What to do in Lochboisdale on a misty day? Well, you walk around to the local community cafe place. The ex ferry Hebridean Princess was on the pier, our liner curse continued. You can see how misty it was:
Luckily the liner folks had been whisked away by bus somewhere so we found space in the little cafe. The building it lives in is, to be blunt, ugly:
at the end of a row of equally ugly units. Hence, you walk in expecting little despite the three Google 5 star reviews. There are only three reviews, probably from family of the volunteers who run it or the volunteers themselves? No matter, they were accurate. It is run as a community place offering mental health support too, something much needed in the islands. Here is a sample of their specials to go with toasties, quiches, excellent home made cake etc:
The volunteer staff and cook were lovely ladies. We were served by a Volvo dealer trained and qualified car technician, another lady who spins wool and makes soaps and the cook was a lifeguard. They had some amazing back-stories, tasty food and such a friendly place. We had to visit twice. We hope it succeeds.

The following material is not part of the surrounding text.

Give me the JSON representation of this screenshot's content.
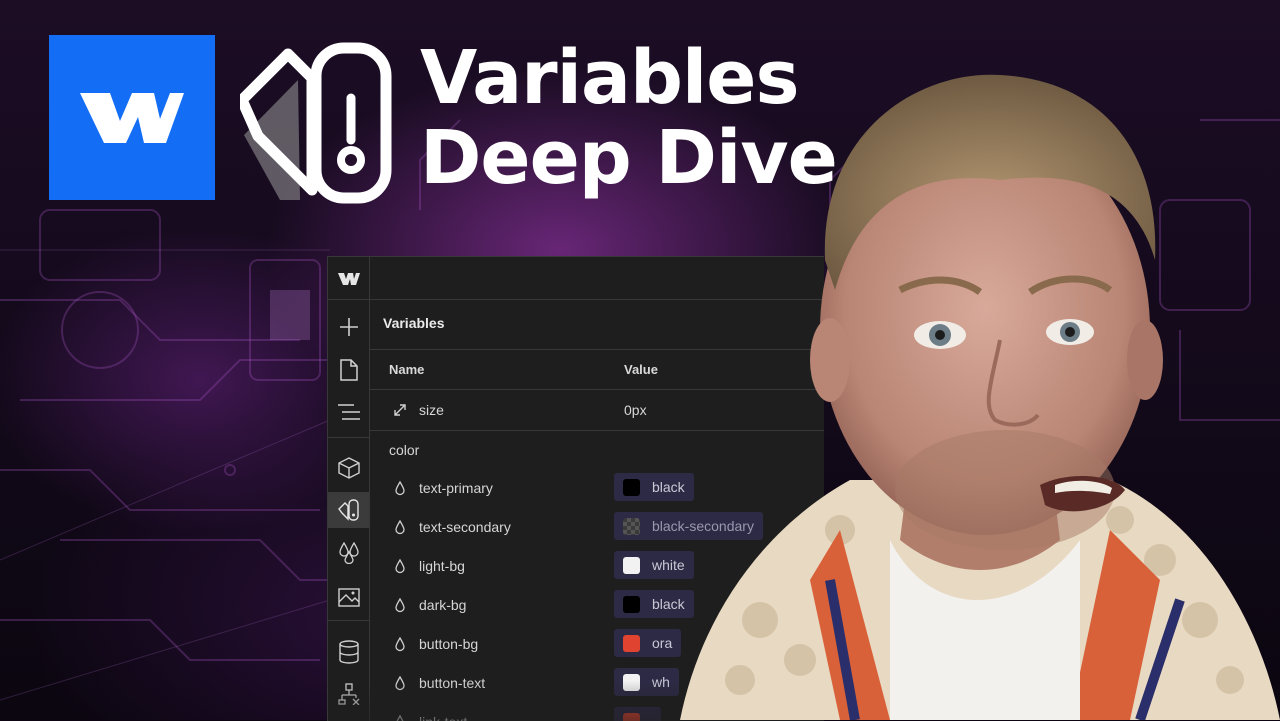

These two rather hard as nails looking ex RNLI lifeboats were rafted in the harbour:
Now both owned privately by the same man who was interested in our not quite as hard as nails Nordhavn:
We chatted, gave a tour of the Nordhavn and were then treated to a good look around one of the retired Trent class lifeboats. They've been kept exactly as they were when in service- the owner and his partner just sleep on the floor if they spend time away in them. Karen, the partner, was keener on spending overnight time on board the Nordhavn for some strange reason.

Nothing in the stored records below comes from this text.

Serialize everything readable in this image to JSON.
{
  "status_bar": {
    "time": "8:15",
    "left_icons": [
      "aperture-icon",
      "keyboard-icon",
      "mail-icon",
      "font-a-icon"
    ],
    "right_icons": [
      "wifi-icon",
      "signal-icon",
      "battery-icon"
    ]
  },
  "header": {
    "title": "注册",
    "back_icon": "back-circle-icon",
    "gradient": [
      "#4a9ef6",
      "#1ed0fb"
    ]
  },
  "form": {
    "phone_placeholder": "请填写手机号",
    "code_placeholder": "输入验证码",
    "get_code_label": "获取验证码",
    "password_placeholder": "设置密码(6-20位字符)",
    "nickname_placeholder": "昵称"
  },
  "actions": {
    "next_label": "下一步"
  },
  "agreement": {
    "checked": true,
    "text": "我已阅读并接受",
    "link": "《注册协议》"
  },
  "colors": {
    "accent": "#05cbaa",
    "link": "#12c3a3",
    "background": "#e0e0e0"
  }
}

Once the sun came out (it was windy too), we exhumed the Brompton bikes and did the trip down towards Eriskay. The Main (A classified) road through the spine of the island is, naturally, single track with passing places. We needed those to let the odd car / campervan heading to the ferry that runs from Eriskay to Barra go past us. The views across to Eriskay and Barra once you get to the coast are just beautiful. The little camera in the phone doesn't do it justice but here are the feeble attempts anyway:
We had a break in the Kilbride cafe at the campsite. We sat outside, enjoying the sun for a change, chatting to an interesting father and son combo - the son being over from Sydney Australia. You do have some odd and most interesting and educational short encounters whilst travelling around. This was one. The folks in the community cafe was another.
Whilst we had coffee, the Bromptons had a snooze in the sun:
in an almost synchronised and balletic way. They quite enjoyed the scenery too:
You can easily tell the local folks versus the tourists on the roads. The locals are nice to bikes and pedestrians, they give you space even when walking on a pavement. They are courteous in passing places and always wave thank you if you wait for them on the single track roads. The visitors are another game entirely. Some really ought to just go home if they are in such a rush. Wrong place to be, it is all so laid back here.
Maintenance News:
We had a real first world crisis. The microwave combi oven thing went pop, or at least the microwave bit did. It made an odd noise, so the crew reported, but then happily spun some broccoli around and counted the time down. Only it didn't cook it. Sure enough, the microwave part has failed. It is an 8 year old Miele device and does get lots of use but still irritating. Getting a new built in one with the right dimensions in the Outer Hebrides? Forget it. Getting a little free standing one to use before we replace the dead one - tricky, that will have to wait until we get to a metropolis, like Stornoway.